Je lançai un regard inquiet à Nathaniel. On était prêts à se lever pour rejoindre le victorien quand il revint avec un biberon plein de lait.

- Qu'est-ce qui se passe ?, demanda-t-il avant de donner son biberon à Charlotte.

En même temps, c'était assez comique. Noémie tiquait de la paupière, Castiel était mort de rire sur sa chaise, les trois autres le regardaient comme s'il était un martien et Nathaniel et moi étions sur les starting-blocks. Lysandre fronça les sourcils avant de comprendre. Il leva les yeux au ciel et nous dit qu'il savait quand même se servir d'un micro-onde. J'aurais juré avoir entendu Noémie dire « Permets-moi d'en douter ».

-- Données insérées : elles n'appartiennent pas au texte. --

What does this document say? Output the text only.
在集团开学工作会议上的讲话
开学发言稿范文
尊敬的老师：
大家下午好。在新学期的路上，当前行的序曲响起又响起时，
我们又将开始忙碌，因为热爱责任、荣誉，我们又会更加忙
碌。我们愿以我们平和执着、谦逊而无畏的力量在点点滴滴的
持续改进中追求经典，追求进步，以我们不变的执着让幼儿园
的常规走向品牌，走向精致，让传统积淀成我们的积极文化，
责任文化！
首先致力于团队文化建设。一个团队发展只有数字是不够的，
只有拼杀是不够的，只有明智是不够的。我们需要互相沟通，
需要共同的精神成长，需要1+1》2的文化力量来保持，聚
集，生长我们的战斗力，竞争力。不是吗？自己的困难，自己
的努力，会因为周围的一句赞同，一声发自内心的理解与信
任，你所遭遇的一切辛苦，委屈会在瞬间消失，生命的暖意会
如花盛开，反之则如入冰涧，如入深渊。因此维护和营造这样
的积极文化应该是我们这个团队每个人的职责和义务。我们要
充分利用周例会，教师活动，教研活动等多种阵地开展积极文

Je pris mon verre de jus de fruits en secouant la tête.

- Bon, allez, à la vôtre tout le monde !

- Yep !, me répondirent-ils en chœur.

- Au fait, vous avez des prénoms en tête ?, me demanda Alexy après avoir vidé sa coupe.

- C'est pas un peu tôt, ils l'ont su que ce matin, hein, dit Noémie. Nous, on a mis six mois avant de nous décider.

- Et bien figure-toi qu'on en avait déjà parlé un peu, lui répondit Nathaniel. Il y en a toujours deux qui sortent du lot donc ça tombe bien.

- C'est Léo et Raphaël, terminai-je avec un grand sourire.